Impact on ThiopheneIV Performance
ThiopheneIV ns/call
| backend | CLY-3D | CLY-20 | CLY-80 | Jaeckel | Market | Corners | Stress | HighVol |
|---|---|---|---|---|---|---|---|---|
| Cody | 146 | 146 | 148 | 146 | 147 | 155 | 155 | 150 |
| Commons | 155 | 147 | 147 | 156 | 153 | 159 | 157 | 151 |
| Johnson | 179 | 180 | 188 | 211 | 203 | 185 | 204 | 161 |
ThiopheneIV+ ns/call
| backend | CLY-3D | CLY-20 | CLY-80 | Jaeckel | Market | Corners | Stress | HighVol |
|---|---|---|---|---|---|---|---|---|
| Cody | 199 | 200 | 199 | 185 | 193 | 210 | 205 | 187 |
| Commons | 202 | 203 | 197 | 197 | 200 | 214 | 210 | 189 |
| Johnson | 233 | 229 | 245 | 249 | 251 | 240 | 254 | 210 |
Cody is slightly faster than Commons for ThiopheneIV, but Commons is close and much more accurate.

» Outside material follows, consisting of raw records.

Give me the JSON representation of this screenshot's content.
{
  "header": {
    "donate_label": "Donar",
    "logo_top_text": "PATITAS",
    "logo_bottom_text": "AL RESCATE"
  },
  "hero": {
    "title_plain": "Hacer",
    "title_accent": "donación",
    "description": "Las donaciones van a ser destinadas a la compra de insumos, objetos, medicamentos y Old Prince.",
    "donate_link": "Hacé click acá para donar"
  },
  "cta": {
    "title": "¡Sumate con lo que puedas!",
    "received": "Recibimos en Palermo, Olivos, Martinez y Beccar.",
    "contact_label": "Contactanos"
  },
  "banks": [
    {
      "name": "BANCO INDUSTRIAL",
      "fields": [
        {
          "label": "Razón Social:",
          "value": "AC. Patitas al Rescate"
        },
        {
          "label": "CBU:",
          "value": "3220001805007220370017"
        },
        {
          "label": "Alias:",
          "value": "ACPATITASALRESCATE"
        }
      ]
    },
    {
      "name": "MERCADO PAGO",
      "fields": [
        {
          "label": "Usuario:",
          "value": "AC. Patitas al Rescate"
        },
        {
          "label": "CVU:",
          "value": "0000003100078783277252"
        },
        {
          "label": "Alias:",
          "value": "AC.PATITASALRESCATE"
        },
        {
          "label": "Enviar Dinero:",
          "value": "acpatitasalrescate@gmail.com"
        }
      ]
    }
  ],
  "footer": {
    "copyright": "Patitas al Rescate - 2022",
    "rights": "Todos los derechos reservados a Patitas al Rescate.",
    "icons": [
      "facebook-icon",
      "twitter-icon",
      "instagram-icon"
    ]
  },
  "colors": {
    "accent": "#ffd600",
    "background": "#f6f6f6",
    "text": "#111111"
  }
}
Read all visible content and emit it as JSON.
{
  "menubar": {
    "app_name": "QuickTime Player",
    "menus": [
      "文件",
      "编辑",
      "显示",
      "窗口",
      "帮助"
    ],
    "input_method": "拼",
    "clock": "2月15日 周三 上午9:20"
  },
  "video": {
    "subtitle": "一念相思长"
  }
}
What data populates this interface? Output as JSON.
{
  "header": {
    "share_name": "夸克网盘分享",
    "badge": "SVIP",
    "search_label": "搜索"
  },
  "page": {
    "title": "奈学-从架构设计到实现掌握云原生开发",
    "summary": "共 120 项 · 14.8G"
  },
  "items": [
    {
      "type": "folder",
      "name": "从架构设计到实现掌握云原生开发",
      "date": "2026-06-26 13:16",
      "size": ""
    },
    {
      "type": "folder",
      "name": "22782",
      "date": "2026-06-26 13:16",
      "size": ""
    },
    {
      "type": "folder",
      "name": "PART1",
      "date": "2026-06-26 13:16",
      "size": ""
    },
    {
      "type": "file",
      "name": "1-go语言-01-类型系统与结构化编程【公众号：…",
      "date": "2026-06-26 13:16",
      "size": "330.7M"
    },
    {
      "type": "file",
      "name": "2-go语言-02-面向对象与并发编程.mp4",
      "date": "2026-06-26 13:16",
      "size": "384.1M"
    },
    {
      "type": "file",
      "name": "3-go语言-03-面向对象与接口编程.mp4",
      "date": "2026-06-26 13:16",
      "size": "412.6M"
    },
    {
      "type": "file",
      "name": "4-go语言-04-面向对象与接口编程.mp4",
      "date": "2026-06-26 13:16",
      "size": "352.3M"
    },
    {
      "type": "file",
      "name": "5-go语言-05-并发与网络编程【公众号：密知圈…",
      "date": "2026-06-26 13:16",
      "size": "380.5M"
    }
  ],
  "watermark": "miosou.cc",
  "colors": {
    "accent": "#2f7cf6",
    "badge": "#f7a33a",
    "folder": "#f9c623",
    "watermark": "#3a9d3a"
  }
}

Johnson is slower in the solver context despite competitive standalone erfcx timing, most likely because its branch/table structure interacts differently with the full pricing paths.
Conclusion
Use the Commons erfcx implementation. It gives the best generic erfcx accuracy against the BigFloat reference among the tested Rust-callable implementations, the most stable 512-consecutive-ULP local-window profile, the best unpolished ThiopheneIV accuracy, and passes the strict reference/corner suite. Cody remains a good fast approximation, but it is of slighly lower accuracy (which impacts non-polished ThiopheneIV implied vols) and has a near-overflow-tail spike (very likely without impact on my use case).